According to the 1996 US Census Bureau population projections (middle series), during the period from 1995 through 2030, the percentage of the American population that is 65 years of age or older and 85 years of age or older will increase by 107% and 133%, respectively. In contrast, the percentage of those under 65 years of age will increase by only 21%.1 In addition, the percentages of older people with disabilities in activities of daily living and of older people requiring institutionalization for disabilities are expected to remain similar to current levels over the next 30 years, although these statistics vary by ethnicity.1 This means that the number of people requiring institutionalization for disabilities will increase substantially. Based on these data, the physiologic changes that occur in skeletal muscle as a result of aging and the effects of exercise on aging skeletal muscle are going to be of increased importance to physical therapists. The purpose of this update is to discuss the effects of aging on skeletal muscle and to discuss how exercise affects aging skeletal muscle.

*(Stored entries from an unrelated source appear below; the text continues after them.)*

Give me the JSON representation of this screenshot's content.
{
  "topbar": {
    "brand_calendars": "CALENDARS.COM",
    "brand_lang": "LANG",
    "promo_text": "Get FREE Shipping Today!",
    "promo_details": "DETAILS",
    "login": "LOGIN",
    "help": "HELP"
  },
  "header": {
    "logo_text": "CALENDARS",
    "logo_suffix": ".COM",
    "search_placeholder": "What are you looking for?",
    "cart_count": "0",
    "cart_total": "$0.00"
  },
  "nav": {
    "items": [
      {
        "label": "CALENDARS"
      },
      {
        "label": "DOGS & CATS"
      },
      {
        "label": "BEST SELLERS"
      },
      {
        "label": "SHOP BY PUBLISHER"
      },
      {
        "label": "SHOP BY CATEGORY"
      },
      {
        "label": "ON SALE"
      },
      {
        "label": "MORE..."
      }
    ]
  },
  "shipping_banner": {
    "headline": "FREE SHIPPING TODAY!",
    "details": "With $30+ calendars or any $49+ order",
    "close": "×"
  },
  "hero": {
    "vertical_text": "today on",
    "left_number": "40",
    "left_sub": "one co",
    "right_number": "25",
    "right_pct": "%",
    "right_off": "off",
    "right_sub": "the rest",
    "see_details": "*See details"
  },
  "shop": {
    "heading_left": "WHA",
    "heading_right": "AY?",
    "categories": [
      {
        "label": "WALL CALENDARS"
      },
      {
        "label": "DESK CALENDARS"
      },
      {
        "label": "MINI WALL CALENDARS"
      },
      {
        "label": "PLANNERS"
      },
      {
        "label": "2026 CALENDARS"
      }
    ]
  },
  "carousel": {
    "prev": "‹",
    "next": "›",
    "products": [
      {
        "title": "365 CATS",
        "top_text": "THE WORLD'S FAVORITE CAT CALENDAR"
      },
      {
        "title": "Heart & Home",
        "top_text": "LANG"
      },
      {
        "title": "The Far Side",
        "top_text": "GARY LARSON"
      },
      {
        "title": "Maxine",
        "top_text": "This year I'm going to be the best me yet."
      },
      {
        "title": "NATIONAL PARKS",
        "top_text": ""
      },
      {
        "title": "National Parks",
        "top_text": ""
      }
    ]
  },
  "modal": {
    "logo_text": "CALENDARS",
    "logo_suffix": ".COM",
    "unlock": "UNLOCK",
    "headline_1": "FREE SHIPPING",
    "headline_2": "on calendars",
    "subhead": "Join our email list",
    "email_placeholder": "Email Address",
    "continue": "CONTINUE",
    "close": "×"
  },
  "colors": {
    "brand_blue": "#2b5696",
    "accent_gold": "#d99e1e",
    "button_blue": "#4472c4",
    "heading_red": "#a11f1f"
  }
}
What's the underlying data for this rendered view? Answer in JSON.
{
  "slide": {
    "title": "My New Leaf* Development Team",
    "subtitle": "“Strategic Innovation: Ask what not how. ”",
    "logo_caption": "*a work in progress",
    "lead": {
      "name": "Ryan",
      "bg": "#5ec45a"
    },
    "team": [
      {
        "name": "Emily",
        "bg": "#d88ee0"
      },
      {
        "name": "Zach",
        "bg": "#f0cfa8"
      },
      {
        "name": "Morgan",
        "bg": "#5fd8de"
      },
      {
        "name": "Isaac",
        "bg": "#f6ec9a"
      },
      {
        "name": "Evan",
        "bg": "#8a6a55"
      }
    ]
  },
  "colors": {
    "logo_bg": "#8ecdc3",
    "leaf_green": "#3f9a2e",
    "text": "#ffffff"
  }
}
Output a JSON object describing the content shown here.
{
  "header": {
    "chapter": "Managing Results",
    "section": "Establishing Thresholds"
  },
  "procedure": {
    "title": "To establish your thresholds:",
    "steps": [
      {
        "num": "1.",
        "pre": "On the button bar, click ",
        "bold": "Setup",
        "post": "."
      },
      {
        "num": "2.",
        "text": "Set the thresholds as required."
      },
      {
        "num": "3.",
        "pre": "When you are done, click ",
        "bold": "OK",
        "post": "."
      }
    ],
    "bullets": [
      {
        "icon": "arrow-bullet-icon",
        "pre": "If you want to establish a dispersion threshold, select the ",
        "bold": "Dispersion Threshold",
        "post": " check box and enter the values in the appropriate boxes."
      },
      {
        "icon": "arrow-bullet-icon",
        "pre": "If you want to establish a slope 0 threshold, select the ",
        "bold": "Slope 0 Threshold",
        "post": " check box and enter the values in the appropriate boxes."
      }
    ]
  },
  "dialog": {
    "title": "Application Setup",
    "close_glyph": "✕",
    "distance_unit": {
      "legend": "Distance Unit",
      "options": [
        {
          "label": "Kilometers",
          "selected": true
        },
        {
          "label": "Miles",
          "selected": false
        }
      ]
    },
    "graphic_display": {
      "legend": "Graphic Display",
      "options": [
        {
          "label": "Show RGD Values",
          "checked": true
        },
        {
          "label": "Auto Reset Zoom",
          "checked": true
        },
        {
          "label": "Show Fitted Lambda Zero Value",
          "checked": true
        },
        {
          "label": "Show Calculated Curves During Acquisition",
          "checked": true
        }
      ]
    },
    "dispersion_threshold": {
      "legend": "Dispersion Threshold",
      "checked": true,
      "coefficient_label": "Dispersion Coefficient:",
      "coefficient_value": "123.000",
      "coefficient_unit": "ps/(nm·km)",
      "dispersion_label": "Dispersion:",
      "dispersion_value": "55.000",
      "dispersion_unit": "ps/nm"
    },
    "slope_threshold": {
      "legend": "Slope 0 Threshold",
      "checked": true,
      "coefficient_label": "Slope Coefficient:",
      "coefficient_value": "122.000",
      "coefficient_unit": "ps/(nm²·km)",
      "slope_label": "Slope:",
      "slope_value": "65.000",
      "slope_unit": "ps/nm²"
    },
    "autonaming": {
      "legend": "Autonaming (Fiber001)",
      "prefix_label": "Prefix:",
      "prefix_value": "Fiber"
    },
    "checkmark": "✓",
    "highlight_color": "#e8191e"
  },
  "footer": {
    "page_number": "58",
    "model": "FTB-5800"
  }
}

Effect of Aging on Skeletal Muscle
As humans age, the force-generating capacity (strength) of their skeletal muscles is reduced.2,3 As a result, many older people experience difficulty in performing their activities of daily living.2 Recent research indicates that the observed loss of force production in older people is primarily to the result of muscle atrophy and alterations in the percentage of contractile tissue within muscle3–6 rather than deficits in muscle activation (motor unit [MU] recruitment and firing rates).7–9
Effects on Muscle Fiber Number and Size
Skeletal muscle cross-sectional area (CSA) decreases with age (Fig. 1).3,4,6 This phenomenon, which is referred to as sarcopenia, can be the result of a reduction in fiber size, fiber number, or a combination of the two. Most researchers who have investigated sarcopenia have used either imaging techniques or muscle biopsies that have been performed in a cross-sectional manner.10–14 Frontera et al,3 however, reported no changes in the fiber size of the vastus lateralis muscles of sedentary men without impairments, aged 60 to 70 years at the beginning of the study, who underwent muscle biopsies in 1985–1986 and then again 12 years later. Because studies that depend on muscle biopsies have some inherent shortcomings (eg, being confined to a limited region of a muscle), many researchers consider whole muscle sampling to be the “gold standard” for analyzing muscle fiber size and number. The results of microscopic evaluation of cross-sections from whole human vastus lateralis muscles suggest that, although a small reduction in fiber size may occur, a reduction in the total number of fibers within a muscle is the primary source of sarcopenia (Fig. 1).4 Researchers have also demonstrated that, in addition to the decrease in skeletal muscle CSA, the muscles of older people (65–83 years of age) contain less contractile tissue and more noncontractile tissue when compared with the skeletal muscle of younger people (26–44 years of age).6 A greater percentage of noncontractile tissue (fat and connective tissue) results in a decreased force production capability. The change in tissue composition in older people suggests that their muscle mass may be reduced to a greater extent than can be determined by measurements of muscle CSA alone.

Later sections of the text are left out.